Program Accreditation

Accreditation is the process to certify  programs and ensure they are being held to a standard.  Accrediting programs is an important process, as it ensures graduates of these programs meet certain criteria.  One example is accountants, who must be part of an accredited body who sets the standards of what classifies an accountant.  Accounting graduates enroll in the CPA body, who sets the standards of what exams must be passed and how many hours of professional development they must maintain.  This process ensures that accounts are held to a set of standards and have the required knowledge to perform the role.

Canada has the Association of Accrediting Agencies of Canada (AAAC).  Their purpose is:

  • Provide a forum for networking and information exchange for accrediting agencies and those organizations with an interest in accreditation;
  • To identify and promote good practices for accreditation standards and processes;
  • To advance the expertise of Canadian professional education accrediting agencies
  • Provide a mechanism for continuing education for individuals and organizations with accreditation responsibility.

In 2015 the Ontario Law Society refused to accredit Trinity Western Law School, based on the policies of the school.
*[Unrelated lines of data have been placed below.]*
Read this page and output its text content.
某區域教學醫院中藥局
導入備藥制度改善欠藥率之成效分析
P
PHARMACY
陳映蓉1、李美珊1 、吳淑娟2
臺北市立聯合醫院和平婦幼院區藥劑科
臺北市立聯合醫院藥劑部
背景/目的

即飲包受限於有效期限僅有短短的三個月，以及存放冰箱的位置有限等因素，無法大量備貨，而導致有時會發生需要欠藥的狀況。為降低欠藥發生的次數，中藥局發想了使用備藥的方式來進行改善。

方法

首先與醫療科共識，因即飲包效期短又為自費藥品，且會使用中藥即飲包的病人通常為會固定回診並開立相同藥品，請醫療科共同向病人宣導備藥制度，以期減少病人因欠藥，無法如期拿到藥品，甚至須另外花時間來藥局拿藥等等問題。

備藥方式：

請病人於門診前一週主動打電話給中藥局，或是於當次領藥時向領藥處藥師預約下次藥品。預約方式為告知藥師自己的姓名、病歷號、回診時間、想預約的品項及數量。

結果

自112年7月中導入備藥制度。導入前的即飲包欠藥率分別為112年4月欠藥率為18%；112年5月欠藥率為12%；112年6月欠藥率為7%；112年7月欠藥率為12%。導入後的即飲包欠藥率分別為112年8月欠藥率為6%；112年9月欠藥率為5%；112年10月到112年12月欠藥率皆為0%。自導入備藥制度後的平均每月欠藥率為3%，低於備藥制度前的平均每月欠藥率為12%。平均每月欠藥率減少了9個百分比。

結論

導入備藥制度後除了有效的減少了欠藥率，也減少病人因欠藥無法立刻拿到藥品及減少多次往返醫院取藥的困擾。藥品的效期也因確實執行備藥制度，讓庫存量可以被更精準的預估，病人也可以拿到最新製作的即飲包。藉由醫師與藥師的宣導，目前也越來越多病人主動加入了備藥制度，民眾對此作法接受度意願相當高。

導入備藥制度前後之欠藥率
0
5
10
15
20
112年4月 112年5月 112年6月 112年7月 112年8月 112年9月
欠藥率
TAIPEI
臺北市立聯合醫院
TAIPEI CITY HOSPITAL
The denial was upheld by an Ontario caught, however in BC the court ruled against the denial.

The issue at the centre of the debate is religious freedom versus the rights of LGBTQ people, as the the universities religious based policies are in conflict with the rights of LGBTQ people.  The law society argued that the policies of the university denied access to LGBTQ people and affected their ability to attend law school.

Ian Bushfield, executive director of the B.C. Humanist Association said; “This decision seemed to set aside the impact on the LGBTQ community as theoretical or very minor,”

The judges said: “TWU is a relatively small community of like-minded persons bound together by their religious principles, It is not for everyone. For those who do not share TWU’s beliefs, there are many other options.”

“The LSUC’s decision not to accredit TWU does not prevent the practice of a religious belief itself; rather it denies a public benefit because of the impact of that religious belief on others — members of the LGBTQ community.”

This is an interesting case as the accrediting body, the law society, does not believe the program offered by TWU is in keeping with the values of the law society.

This quote from the Globe and Mail is a good summary of the reasons the law society wished to deny the accreditation;

“‎I cannot vote to accredit a law school which seeks to control students in their bedrooms,” bencher Howard Goldblatt said.

The law society is not denying the accreditation based on the content of the program, but rather on the admission requirements.  The strict admission requirements may cause graduates to lack the ability for critical thinking and free thought.

This is definitely a complicated case worth reviewing.